“Oltre il danno la beffa. La (pessima) legge pro slot della Giunta Regionale del Piemonte dovrà essere ridiscussa in aula come richiesto dal Ministero dell’Interno. Maggioranza e opposizioni saranno chiamate nuovamente a discutere un testo, nella parte che riguarda gli strumenti di contrasto alle infiltrazioni mafiose e le competenze dei sindaci, la cui approvazione aveva già paralizzato il Consiglio Regionale per intere settimane”, denunciano Giorgio Bertola (nella foto) e Francesca Frediani, Consiglieri Regionale del Movimento 4 Ottobre Piemonte.

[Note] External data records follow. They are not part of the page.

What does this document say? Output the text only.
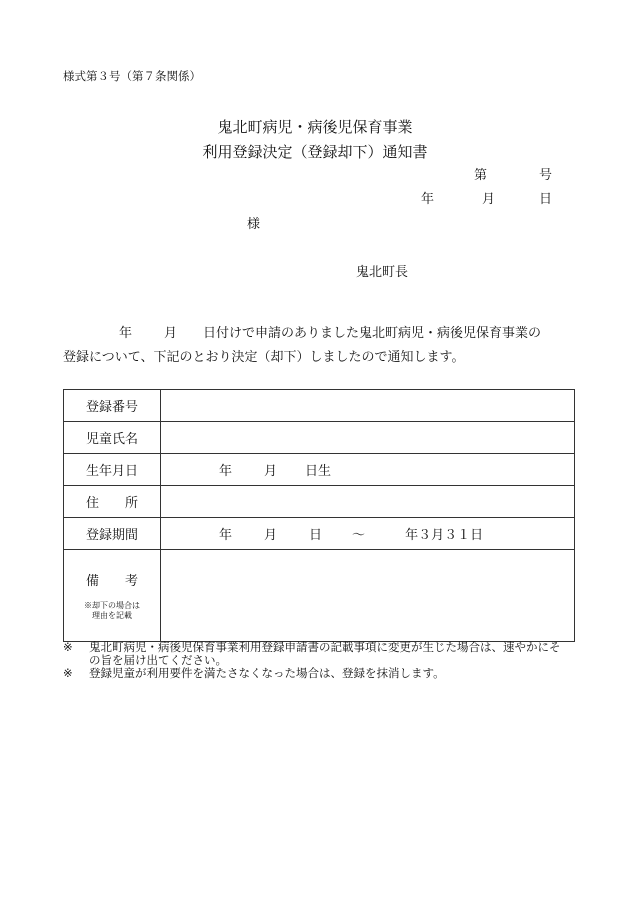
様式第３号（第７条関係）
鬼北町病児・病後児保育事業
利用登録決定（登録却下）通知書
第	号
年	月	日
様
鬼北町長
年 月 日付けで申請のありました鬼北町病児・病後児保育事業の
登録について、下記のとおり決定（却下）しましたので通知します。
登録番号	
児童氏名	
生年月日	年 月 日生

住　　所	
登録期間	年 月 日 ～ 年３月３１日

備　　考
※却下の場合は
理由を記載	

※	鬼北町病児・病後児保育事業利用登録申請書の記載事項に変更が生じた場合は、速やかにその旨を届け出てください。
※	登録児童が利用要件を満たさなくなった場合は、登録を抹消します。
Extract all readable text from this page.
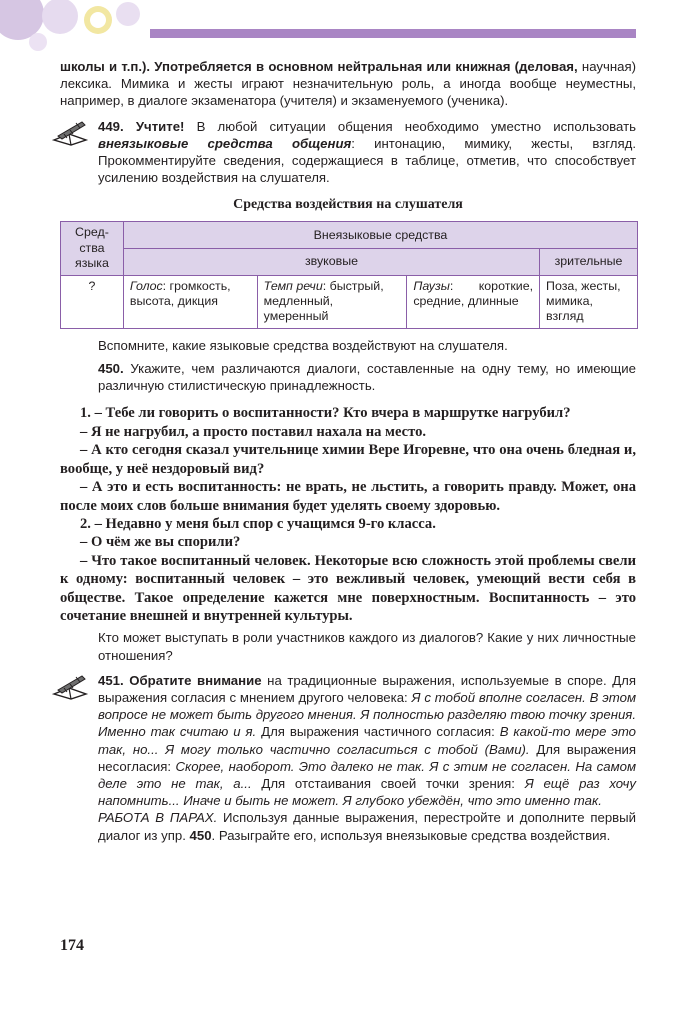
школы и т.п.). Употребляется в основном нейтральная или книжная (деловая, научная) лексика. Мимика и жесты играют незначительную роль, а иногда вообще неуместны, например, в диалоге экзаменатора (учителя) и экзаменуемого (ученика).
449. Учтите! В любой ситуации общения необходимо уместно использовать внеязыковые средства общения: интонацию, мимику, жесты, взгляд. Прокомментируйте сведения, содержащиеся в таблице, отметив, что способствует усилению воздействия на слушателя.
Средства воздействия на слушателя
Сред-ства языка	Внеязыковые средства			
	звуковые			зрительные
?	Голос: громкость, высота, дикция	Темп речи: быстрый, медленный, умеренный	Паузы: короткие, средние, длинные	Поза, жесты, мимика, взгляд
Вспомните, какие языковые средства воздействуют на слушателя.
450. Укажите, чем различаются диалоги, составленные на одну тему, но имеющие различную стилистическую принадлежность.
1. – Тебе ли говорить о воспитанности? Кто вчера в маршрутке нагрубил?
– Я не нагрубил, а просто поставил нахала на место.
– А кто сегодня сказал учительнице химии Вере Игоревне, что она очень бледная и, вообще, у неё нездоровый вид?
– А это и есть воспитанность: не врать, не льстить, а говорить правду. Может, она после моих слов больше внимания будет уделять своему здоровью.
2. – Недавно у меня был спор с учащимся 9-го класса.
– О чём же вы спорили?
– Что такое воспитанный человек. Некоторые всю сложность этой проблемы свели к одному: воспитанный человек – это вежливый человек, умеющий вести себя в обществе. Такое определение кажется мне поверхностным. Воспитанность – это сочетание внешней и внутренней культуры.
Кто может выступать в роли участников каждого из диалогов? Какие у них личностные отношения?
451. Обратите внимание на традиционные выражения, используемые в споре. Для выражения согласия с мнением другого человека: Я с тобой вполне согласен. В этом вопросе не может быть другого мнения. Я полностью разделяю твою точку зрения. Именно так считаю и я. Для выражения частичного согласия: В какой-то мере это так, но... Я могу только частично согласиться с тобой (Вами). Для выражения несогласия: Скорее, наоборот. Это далеко не так. Я с этим не согласен. На самом деле это не так, а... Для отстаивания своей точки зрения: Я ещё раз хочу напомнить... Иначе и быть не может. Я глубоко убеждён, что это именно так.
РАБОТА В ПАРАХ. Используя данные выражения, перестройте и дополните первый диалог из упр. 450. Разыграйте его, используя внеязыковые средства воздействия.
174
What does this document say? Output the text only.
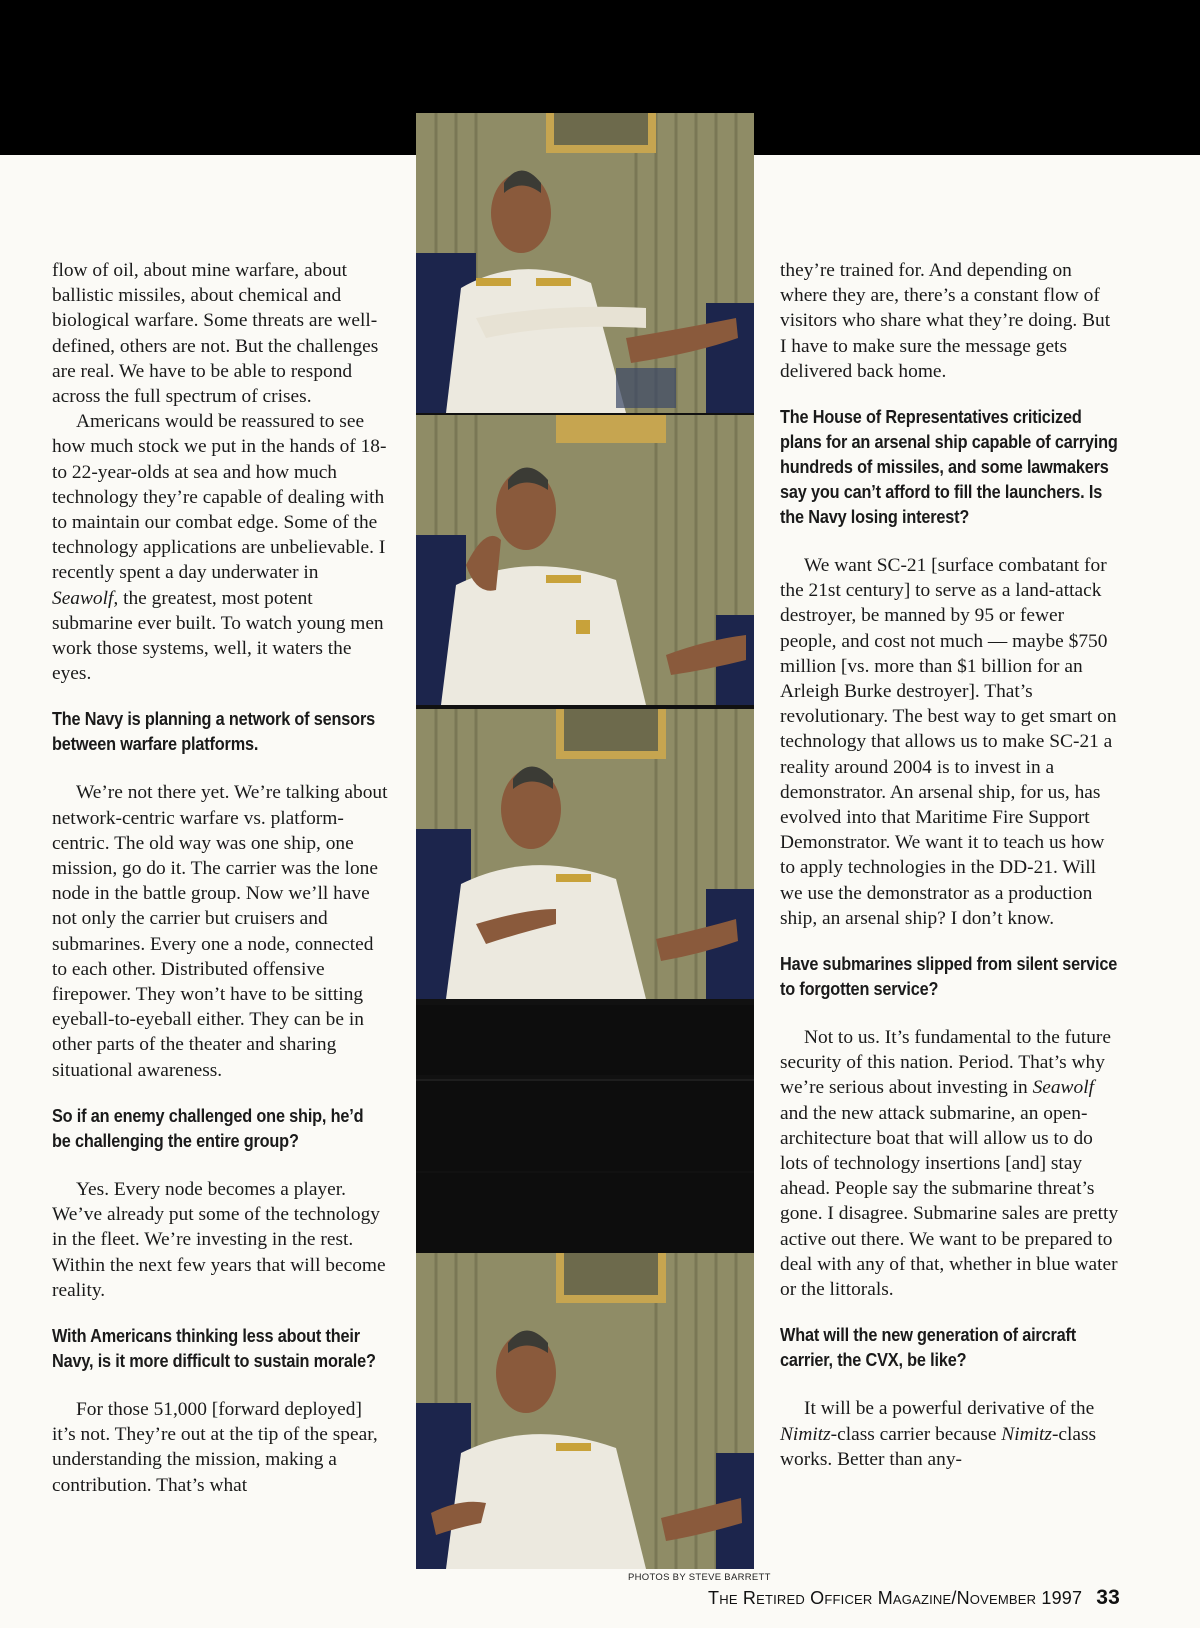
flow of oil, about mine warfare, about ballistic missiles, about chemical and biological warfare. Some threats are well-defined, others are not. But the challenges are real. We have to be able to respond across the full spectrum of crises.

Americans would be reassured to see how much stock we put in the hands of 18- to 22-year-olds at sea and how much technology they’re capable of dealing with to maintain our combat edge. Some of the technology applications are unbelievable. I recently spent a day underwater in Seawolf, the greatest, most potent submarine ever built. To watch young men work those systems, well, it waters the eyes.

The Navy is planning a network of sensors between warfare platforms.

We’re not there yet. We’re talking about network-centric warfare vs. platform-centric. The old way was one ship, one mission, go do it. The carrier was the lone node in the battle group. Now we’ll have not only the carrier but cruisers and submarines. Every one a node, connected to each other. Distributed offensive firepower. They won’t have to be sitting eyeball-to-eyeball either. They can be in other parts of the theater and sharing situational awareness.

So if an enemy challenged one ship, he’d be challenging the entire group?

Yes. Every node becomes a player. We’ve already put some of the technology in the fleet. We’re investing in the rest. Within the next few years that will become reality.

With Americans thinking less about their Navy, is it more difficult to sustain morale?

For those 51,000 [forward deployed] it’s not. They’re out at the tip of the spear, understanding the mission, making a contribution. That’s what

PHOTOS BY STEVE BARRETT

they’re trained for. And depending on where they are, there’s a constant flow of visitors who share what they’re doing. But I have to make sure the message gets delivered back home.

The House of Representatives criticized plans for an arsenal ship capable of carrying hundreds of missiles, and some lawmakers say you can’t afford to fill the launchers. Is the Navy losing interest?

We want SC-21 [surface combatant for the 21st century] to serve as a land-attack destroyer, be manned by 95 or fewer people, and cost not much — maybe $750 million [vs. more than $1 billion for an Arleigh Burke destroyer]. That’s revolutionary. The best way to get smart on technology that allows us to make SC-21 a reality around 2004 is to invest in a demonstrator. An arsenal ship, for us, has evolved into that Maritime Fire Support Demonstrator. We want it to teach us how to apply technologies in the DD-21. Will we use the demonstrator as a production ship, an arsenal ship? I don’t know.

Have submarines slipped from silent service to forgotten service?

Not to us. It’s fundamental to the future security of this nation. Period. That’s why we’re serious about investing in Seawolf and the new attack submarine, an open-architecture boat that will allow us to do lots of technology insertions [and] stay ahead. People say the submarine threat’s gone. I disagree. Submarine sales are pretty active out there. We want to be prepared to deal with any of that, whether in blue water or the littorals.

What will the new generation of aircraft carrier, the CVX, be like?

It will be a powerful derivative of the Nimitz-class carrier because Nimitz-class works. Better than any-

The Retired Officer Magazine/November 1997 33
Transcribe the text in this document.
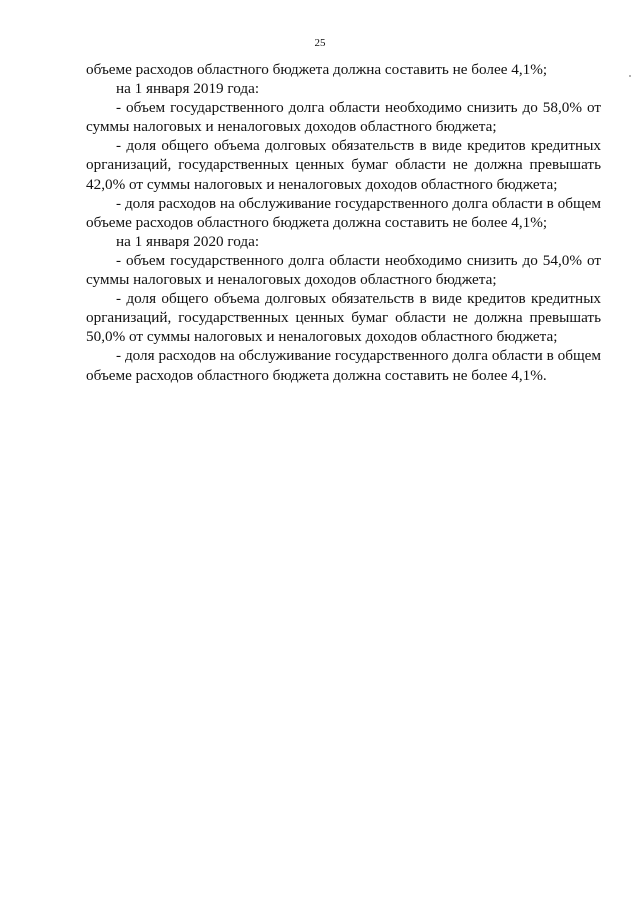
25

объеме расходов областного бюджета должна составить не более 4,1%;

на 1 января 2019 года:

- объем государственного долга области необходимо снизить до 58,0% от суммы налоговых и неналоговых доходов областного бюджета;

- доля общего объема долговых обязательств в виде кредитов кредитных организаций, государственных ценных бумаг области не должна превышать 42,0% от суммы налоговых и неналоговых доходов областного бюджета;

- доля расходов на обслуживание государственного долга области в общем объеме расходов областного бюджета должна составить не более 4,1%;

на 1 января 2020 года:

- объем государственного долга области необходимо снизить до 54,0% от суммы налоговых и неналоговых доходов областного бюджета;

- доля общего объема долговых обязательств в виде кредитов кредитных организаций, государственных ценных бумаг области не должна превышать 50,0% от суммы налоговых и неналоговых доходов областного бюджета;

- доля расходов на обслуживание государственного долга области в общем объеме расходов областного бюджета должна составить не более 4,1%.
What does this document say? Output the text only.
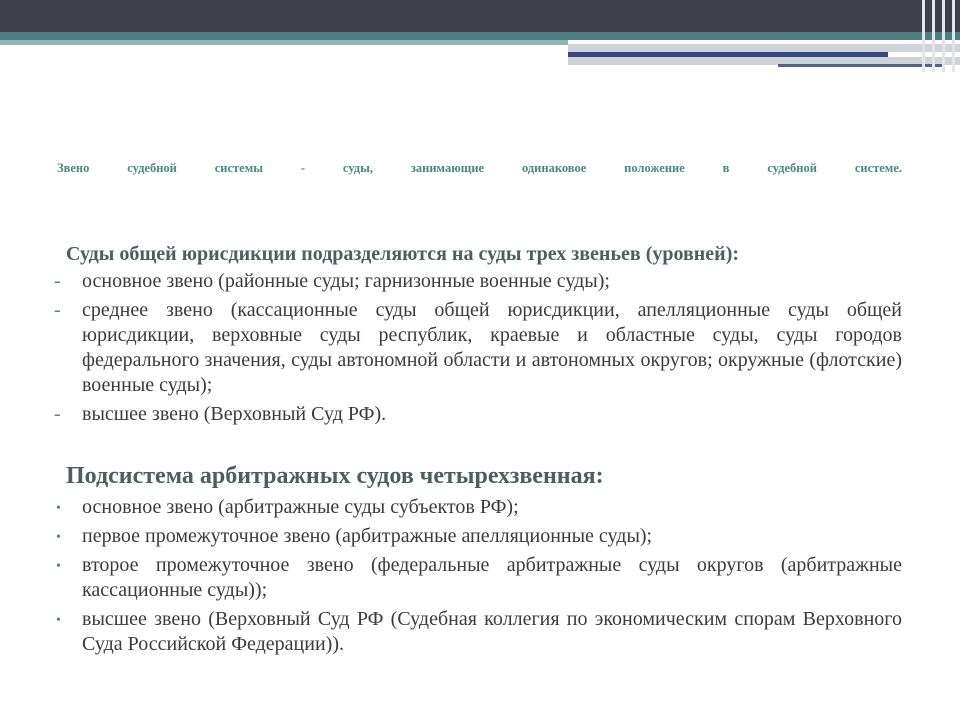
Звено судебной системы - суды, занимающие одинаковое положение в судебной системе.
Суды общей юрисдикции подразделяются на суды трех звеньев (уровней):
-	основное звено (районные суды; гарнизонные военные суды);
-	среднее звено (кассационные суды общей юрисдикции, апелляционные суды общей юрисдикции, верховные суды республик, краевые и областные суды, суды городов федерального значения, суды автономной области и автономных округов; окружные (флотские) военные суды);
-	высшее звено (Верховный Суд РФ).
Подсистема арбитражных судов четырехзвенная:
•	основное звено (арбитражные суды субъектов РФ);
•	первое промежуточное звено (арбитражные апелляционные суды);
•	второе промежуточное звено (федеральные арбитражные суды округов (арбитражные кассационные суды));
•	высшее звено (Верховный Суд РФ (Судебная коллегия по экономическим спорам Верховного Суда Российской Федерации)).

“Eppure Cirio era perfettamente al corrente delle falle del DDL presentato dall’assessore leghista Fabrizio Ricca. Questa vicenda continua a restituirci l’immagine di una maggioranza sorda, incompetente e irresponsabile che ha mosso mari e monti pur di abrogare l’ottima legge 9 del 2016 a contrasto del gioco d’azzardo patologico per saldare il debito elettorale con la lobby del gioco”.

“Ora la modifica verrà inserita nella legge annuale di riordino dell’ordinamento regionale del 2021 per evitare che il Governo impugni la legge perché i tempi sono abbastanza ristretti.
Ora la battaglia riprende per modificare ciò che per noi rimane inaccettabile, compreso l’articolo che permette di reinstallare le macchinette da gioco nei locali che le avevano prima dell’entrata in vigore legge 9 del 2016, senza rispettare nessun distanziometro”, concludono i due esponenti del M4O.